About a year ago, I attended a meeting in Cambridge, to discuss the aftermath of the EU referendum.
Alongside all the rage and fury of those who felt they had been cheated, one woman asked me specifically about how to mitigate the impact of Brexit on her area of expertise, namely the conservation of rare natural habitats.
About which – specifically – I know nothing.
How I was able to give some advice to her, and it’s the same advice I will give now to all those who feel they have a stake in Brexit and who want their voice to be heard.
Some context here might be useful.
Brexit is huge. It covers and shapes everything right now. Every bit of public policy is affected by, and affects, Brexit. As can been seen in the legislative agenda for the current, long Parliament, there really isn’t anything else of note happening in the UK right now. Even on the EU side, while there is some more bandwidth available, it’s still a very involved and involving process.
Which means several things are happening.
Firstly, very few people have an overview of the entire process. In the UK, they sit in Number 10 and DExEU; in the EU, it’s Task Force 50 and some national chancelleries. Those individuals are exceptionally pressed by demands on their time, because they are the first point for arbitrating between the myriad different pressures for influence.
Secondly, most of the other people involved in the UK are not specialists in the EU, but rather in their area of specialisation.
Finally, as the opening phase of negotiations has shown, positions on either side are not reversibly set.
All of this leads to some logical points of pressure for those seeking to advance their agenda.
For those with issues that are very policy-specific, the most productive way forward is to provide ideas to those involved that marry up the policy-specific aspects with a framework that fits into broad Article 50 objectives. To take the opening case, it might be assumed that nature conservation is not on the radars of the key protagonists in London and Brussels, and that then local officials are caught up with bigger environmental regulation matters. By producing a set of policy recommendations that show those local officials how they can handle the specific issue as part of what they have already said about their plans, the activist might well be able to upload her preferences to that group, who might in turn be trying to upload this to the national negotiating team, who might in turn put it on the table as part of a bigger package.

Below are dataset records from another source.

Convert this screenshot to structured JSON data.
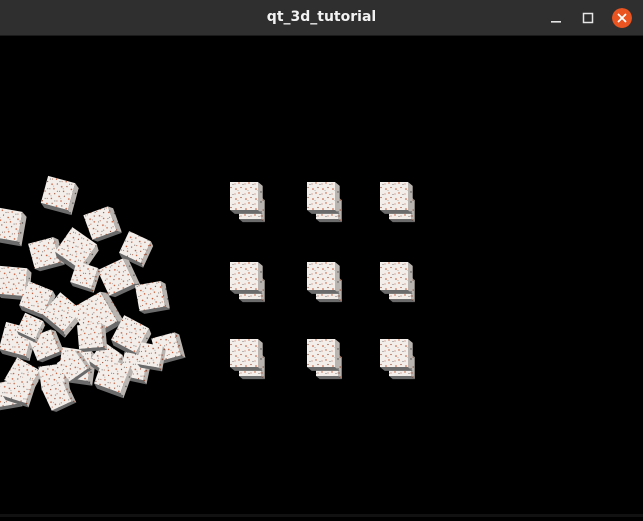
{
  "window": {
    "title": "qt_3d_tutorial",
    "controls": {
      "minimize": "minimize-icon",
      "maximize": "maximize-icon",
      "close": "close-icon"
    },
    "close_color": "#e95420"
  },
  "scene": {
    "background": "#000000",
    "cube_face_color": "#f3eeea",
    "cube_speckle_color": "#c0502a",
    "cube_shadow_color": "#6b6b6b",
    "left_cluster_count": 30,
    "grid_rows": 3,
    "grid_cols": 3
  }
}
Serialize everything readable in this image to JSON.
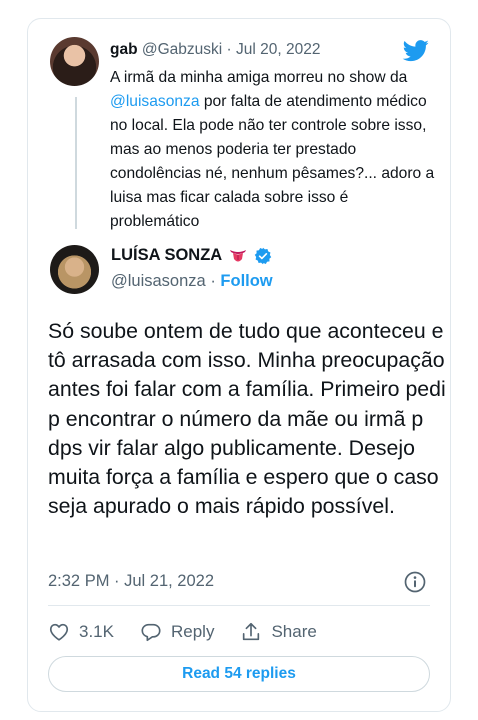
{
  "quoted_tweet": {
    "display_name": "gab",
    "handle": "@Gabzuski",
    "separator": "·",
    "date": "Jul 20, 2022",
    "text_pre": "A irmã da minha amiga morreu no show da ",
    "mention": "@luisasonza",
    "text_post": " por falta de atendimento médico no local. Ela pode não ter controle sobre isso, mas ao menos poderia ter prestado condolências né, nenhum pêsames?... adoro a luisa mas ficar calada sobre isso é problemático",
    "avatar_icon": "avatar-photo"
  },
  "tweet": {
    "display_name": "LUÍSA SONZA",
    "name_emoji": "tongue-emoji",
    "verified_icon": "verified-badge-icon",
    "handle": "@luisasonza",
    "separator": "·",
    "follow_label": "Follow",
    "text": "Só soube ontem de tudo que aconteceu e tô arrasada com isso. Minha preocupação antes foi falar com a família. Primeiro pedi p encontrar o número da mãe ou irmã p dps vir falar algo publicamente. Desejo muita força a família e espero que o caso seja apurado o mais rápido possível.",
    "timestamp": "2:32 PM · Jul 21, 2022"
  },
  "actions": {
    "like_count": "3.1K",
    "reply_label": "Reply",
    "share_label": "Share"
  },
  "read_replies_label": "Read 54 replies",
  "colors": {
    "accent": "#1d9bf0",
    "text": "#0f1419",
    "muted": "#536471",
    "border": "#e1e8ed"
  }
}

In short, in a world with a huge pile of issues and specifics, any idea about how to advance is likely to have a good deal of traction.
But it’s possible to go further than this. Most obviously, building links with counterparts in other EU states opens up the possibility of advancing ideas and preferences that already have the buy-in of all local policy communities. Just as the EU makes decisions by working from the technical to the political, so too will Article 50 proceed.
Of course, this does not really work for more cross-cutting agendas, since the people to influence – the main negotiating teams – are under both extreme time pressure and close political scrutiny.
Here the approach might be better described as side-stepping. A head-on assault is unlikely to work, unless one can count on a very strong groundswell of public support, something that has been noticeably absent to date.
Instead, it would be more productive to try to feed the issue in via specific policy areas, in the manner already described.
To take one illustration, rather than pushing for a general, full preservation of citizens’ rights, as some have done, it might be more useful to focus on securing certain key provisions that then force movement in other areas. Thus the UK’s suggestion that five years’ residence will be needed to secure settled status might be a focus, since removing that requirement might also keep more freedom of movement than otherwise might be possible.
And this suggests a final option: the block-buster.
Within Brexit negotiations, there are several highly-problematic issues; ones that have no immediately obvious solution. The Irish border is the most significant one right now.
If one could find a credible solution to this, then potentially that could leverage change in other areas of policy. In the Irish case, that might include moving preferences on free movement, customs checks, identity cards, trade barriers and more. The negotiating parties might be willing to bend on these if they saw it as a price worth paying for the resolution of the other issue.
Of course, the very fact that no-one has come up with such a plan suggests that this is not easily done.
However, the basic strategy for anyone remains simply one of making yourself useful and constructive.